Obwohl die Generierung eines verbalen Gedankens oder einer Nachricht die früheste operative Stufe in der verbalen Ausgabestrecke ist (Abb. 1), kann diese Stufe am zuverlässigsten beurteilt werden, wenn festgestellt wurde, dass andere Sprachfunktionen intakt sind. Besteht der Verdacht auf eine dynamische Aphasie aufgrund der Konstellation, dass trotz normalen (oder nahezu normalen) Verstehens, Wiederholens und Lesens (Luria, 1970; Costello und Warrington, 1989; Warren et al., 2003) eine sehr verarmte propositionale Sprache vorliegt, kann der Defekt durch Aufgaben untersucht werden, die die Erzeugung eines neuen verbalen Gedankens erfordern, wie z. B. die Produktion eines Satzes, der ein Zielwort (z. B. „Boot“) enthält, oder die Vervollständigung eines unvollendeten Satzes. Bei der letztgenannten Aufgabe ist die Leistung in der Regel besser, wenn die Vervollständigung vorhersehbar durch den Kontext impliziert ist („das Boot fuhr leicht unter dem … hindurch“), als wenn die Vervollständigung offen ist („das Mädchen ging in den Supermarkt, um ein …. zu kaufen“), was den „dynamischen“ Charakter des Defekts und seine Abhängigkeit von der Anforderung einer aktiven verbalen Planung unterstreicht (Snowden et al., (Snowden et al., 1996; Warren et al., 2003).

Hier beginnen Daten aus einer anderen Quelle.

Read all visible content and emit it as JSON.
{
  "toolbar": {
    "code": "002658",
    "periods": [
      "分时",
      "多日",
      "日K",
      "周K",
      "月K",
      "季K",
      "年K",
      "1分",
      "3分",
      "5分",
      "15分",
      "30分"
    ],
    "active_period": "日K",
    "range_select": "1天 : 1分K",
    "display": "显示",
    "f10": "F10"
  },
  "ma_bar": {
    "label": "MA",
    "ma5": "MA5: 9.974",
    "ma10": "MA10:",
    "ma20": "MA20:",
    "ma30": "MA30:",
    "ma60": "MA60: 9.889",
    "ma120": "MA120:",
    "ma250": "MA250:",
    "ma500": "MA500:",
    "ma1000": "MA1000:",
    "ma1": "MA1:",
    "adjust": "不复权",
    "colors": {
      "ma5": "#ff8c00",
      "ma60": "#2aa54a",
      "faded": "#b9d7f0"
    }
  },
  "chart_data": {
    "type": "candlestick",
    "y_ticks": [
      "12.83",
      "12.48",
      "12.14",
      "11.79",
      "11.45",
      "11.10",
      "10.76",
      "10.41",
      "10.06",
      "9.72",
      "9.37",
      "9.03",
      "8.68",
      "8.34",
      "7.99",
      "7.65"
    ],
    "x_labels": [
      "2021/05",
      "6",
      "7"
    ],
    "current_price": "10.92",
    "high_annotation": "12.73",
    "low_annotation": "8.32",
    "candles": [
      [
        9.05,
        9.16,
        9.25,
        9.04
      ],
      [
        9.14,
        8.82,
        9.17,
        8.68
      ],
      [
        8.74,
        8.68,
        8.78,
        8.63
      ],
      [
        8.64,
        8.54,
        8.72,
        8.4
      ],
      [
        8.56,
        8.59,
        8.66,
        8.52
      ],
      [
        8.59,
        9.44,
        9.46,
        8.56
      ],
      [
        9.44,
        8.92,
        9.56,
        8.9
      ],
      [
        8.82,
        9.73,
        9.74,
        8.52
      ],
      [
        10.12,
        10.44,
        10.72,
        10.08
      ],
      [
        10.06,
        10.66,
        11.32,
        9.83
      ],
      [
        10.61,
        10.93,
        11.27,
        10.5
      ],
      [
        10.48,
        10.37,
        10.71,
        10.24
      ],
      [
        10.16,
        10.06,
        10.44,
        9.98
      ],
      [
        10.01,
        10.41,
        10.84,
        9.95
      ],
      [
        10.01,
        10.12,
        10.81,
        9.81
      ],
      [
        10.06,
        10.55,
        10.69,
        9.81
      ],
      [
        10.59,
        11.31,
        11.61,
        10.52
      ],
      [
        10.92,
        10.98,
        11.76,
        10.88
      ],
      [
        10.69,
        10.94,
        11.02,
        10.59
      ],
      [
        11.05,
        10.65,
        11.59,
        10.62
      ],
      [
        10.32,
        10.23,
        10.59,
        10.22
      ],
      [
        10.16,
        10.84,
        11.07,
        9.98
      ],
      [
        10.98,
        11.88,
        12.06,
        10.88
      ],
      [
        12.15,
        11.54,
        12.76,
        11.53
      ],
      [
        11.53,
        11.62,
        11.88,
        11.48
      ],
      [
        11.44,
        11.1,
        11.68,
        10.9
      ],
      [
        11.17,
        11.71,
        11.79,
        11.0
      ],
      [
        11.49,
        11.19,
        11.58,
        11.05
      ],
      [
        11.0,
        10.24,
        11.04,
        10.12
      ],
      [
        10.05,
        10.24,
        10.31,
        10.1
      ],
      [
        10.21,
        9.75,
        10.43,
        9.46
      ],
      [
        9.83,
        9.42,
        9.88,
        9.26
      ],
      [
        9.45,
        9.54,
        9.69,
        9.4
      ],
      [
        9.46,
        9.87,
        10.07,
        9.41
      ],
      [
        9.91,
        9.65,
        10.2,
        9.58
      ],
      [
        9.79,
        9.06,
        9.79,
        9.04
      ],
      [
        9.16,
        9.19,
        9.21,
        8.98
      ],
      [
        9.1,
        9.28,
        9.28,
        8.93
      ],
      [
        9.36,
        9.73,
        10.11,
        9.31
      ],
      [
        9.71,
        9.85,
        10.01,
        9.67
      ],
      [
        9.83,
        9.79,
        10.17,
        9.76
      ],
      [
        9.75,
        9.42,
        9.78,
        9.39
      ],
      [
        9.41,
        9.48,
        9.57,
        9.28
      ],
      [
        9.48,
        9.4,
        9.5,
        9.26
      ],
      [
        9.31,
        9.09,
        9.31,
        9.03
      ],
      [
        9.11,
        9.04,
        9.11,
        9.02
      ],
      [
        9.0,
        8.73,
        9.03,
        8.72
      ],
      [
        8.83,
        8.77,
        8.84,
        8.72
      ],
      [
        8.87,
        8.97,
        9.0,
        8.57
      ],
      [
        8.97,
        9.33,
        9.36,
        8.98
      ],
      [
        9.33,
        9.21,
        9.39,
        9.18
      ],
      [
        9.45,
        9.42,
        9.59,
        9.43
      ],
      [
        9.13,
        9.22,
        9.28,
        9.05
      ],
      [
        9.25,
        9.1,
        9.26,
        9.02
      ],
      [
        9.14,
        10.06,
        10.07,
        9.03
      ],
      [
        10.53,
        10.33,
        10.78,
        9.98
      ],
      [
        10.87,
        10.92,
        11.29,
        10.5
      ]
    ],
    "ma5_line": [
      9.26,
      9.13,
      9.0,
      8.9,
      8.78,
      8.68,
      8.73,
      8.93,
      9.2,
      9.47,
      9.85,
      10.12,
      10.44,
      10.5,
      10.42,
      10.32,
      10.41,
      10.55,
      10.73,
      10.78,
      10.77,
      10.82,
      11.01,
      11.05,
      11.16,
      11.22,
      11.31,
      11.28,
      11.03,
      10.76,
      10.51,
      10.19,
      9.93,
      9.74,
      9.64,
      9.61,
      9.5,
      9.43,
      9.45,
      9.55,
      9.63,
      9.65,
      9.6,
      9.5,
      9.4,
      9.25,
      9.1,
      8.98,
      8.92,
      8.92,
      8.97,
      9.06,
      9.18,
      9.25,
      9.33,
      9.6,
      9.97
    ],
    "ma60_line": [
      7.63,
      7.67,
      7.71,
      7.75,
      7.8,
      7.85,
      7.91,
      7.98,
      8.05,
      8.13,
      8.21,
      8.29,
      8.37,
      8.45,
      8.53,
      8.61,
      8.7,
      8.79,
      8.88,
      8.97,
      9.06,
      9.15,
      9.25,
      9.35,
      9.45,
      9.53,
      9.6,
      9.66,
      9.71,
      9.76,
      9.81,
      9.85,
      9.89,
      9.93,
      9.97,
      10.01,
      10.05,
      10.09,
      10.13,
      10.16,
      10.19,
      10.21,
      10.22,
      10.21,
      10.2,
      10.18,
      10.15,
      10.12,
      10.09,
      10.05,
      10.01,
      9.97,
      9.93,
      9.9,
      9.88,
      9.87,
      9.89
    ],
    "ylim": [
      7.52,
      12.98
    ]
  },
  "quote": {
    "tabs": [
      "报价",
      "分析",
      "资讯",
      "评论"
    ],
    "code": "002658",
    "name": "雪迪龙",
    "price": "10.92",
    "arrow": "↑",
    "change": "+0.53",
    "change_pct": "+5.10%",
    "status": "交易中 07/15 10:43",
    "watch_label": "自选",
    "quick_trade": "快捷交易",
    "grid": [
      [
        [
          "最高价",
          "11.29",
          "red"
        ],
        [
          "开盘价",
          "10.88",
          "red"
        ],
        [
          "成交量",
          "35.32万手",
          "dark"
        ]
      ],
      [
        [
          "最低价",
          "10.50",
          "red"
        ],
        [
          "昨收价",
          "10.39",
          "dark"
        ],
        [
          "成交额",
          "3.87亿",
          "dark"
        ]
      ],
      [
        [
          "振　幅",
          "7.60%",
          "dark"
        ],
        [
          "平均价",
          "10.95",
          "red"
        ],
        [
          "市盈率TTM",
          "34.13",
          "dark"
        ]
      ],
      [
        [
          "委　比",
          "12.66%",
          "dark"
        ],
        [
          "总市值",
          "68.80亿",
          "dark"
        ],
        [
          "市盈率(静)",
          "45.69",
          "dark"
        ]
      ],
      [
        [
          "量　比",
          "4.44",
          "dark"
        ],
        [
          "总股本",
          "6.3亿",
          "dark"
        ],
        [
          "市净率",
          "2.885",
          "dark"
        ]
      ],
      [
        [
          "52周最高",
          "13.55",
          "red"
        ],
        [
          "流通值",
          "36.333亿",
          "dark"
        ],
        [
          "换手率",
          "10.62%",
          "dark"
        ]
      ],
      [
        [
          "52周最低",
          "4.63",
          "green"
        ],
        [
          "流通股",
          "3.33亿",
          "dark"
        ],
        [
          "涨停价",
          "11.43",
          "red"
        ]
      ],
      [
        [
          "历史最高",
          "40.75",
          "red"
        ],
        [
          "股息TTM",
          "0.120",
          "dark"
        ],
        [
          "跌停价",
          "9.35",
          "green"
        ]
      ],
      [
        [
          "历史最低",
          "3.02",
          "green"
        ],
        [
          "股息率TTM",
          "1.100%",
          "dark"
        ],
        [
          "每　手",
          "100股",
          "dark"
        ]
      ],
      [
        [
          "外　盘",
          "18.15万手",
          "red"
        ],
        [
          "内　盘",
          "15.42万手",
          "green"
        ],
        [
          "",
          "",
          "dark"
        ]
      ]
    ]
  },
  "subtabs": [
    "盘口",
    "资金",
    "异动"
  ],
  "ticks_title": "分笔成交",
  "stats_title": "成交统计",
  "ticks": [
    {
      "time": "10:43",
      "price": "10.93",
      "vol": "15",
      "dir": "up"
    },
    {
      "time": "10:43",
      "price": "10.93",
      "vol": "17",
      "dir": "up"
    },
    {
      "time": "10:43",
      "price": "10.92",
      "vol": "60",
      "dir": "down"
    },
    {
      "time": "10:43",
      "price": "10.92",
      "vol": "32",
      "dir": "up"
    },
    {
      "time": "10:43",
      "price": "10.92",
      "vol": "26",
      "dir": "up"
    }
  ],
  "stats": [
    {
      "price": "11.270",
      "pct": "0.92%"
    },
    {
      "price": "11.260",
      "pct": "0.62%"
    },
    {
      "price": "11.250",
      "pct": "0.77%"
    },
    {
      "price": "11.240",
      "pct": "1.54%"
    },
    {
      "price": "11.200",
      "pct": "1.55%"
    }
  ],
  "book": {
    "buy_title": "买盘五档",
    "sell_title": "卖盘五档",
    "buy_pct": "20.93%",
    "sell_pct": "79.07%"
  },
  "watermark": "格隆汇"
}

Obwohl sie nicht strikt zur Beurteilung von Wortfindungsschwierigkeiten gehören, ist es nützlich, Defizite bei der motorischen Programmierung am Krankenbett zu charakterisieren, um sie von Sprachdefiziten abzugrenzen und die klinische Diagnose weiter zu entwickeln. Der Patient kann aufgefordert werden, schnell eine einzelne Silbe zu wiederholen (z. B. „pa, pa, pa ….“) (Dabul, 2000; Duffy, 2005). Bei Patienten mit Dysarthrie ist die Leistung ungenau, wenn entweder die Geschwindigkeit oder der Rhythmus verändert ist, während die Leistung bei AOS normalerweise relativ normal ist. Patienten mit AOS haben jedoch große Schwierigkeiten, wenn sie aufgefordert werden, eine Silbenkombination wie die Phrase „pa-ta-ka“ schnell zu wiederholen (Dabul, 2000; Duffy, 2005, 2006): Die Phrase ist schlecht geordnet und es gibt oft Verzerrungen und/oder Ergänzungen.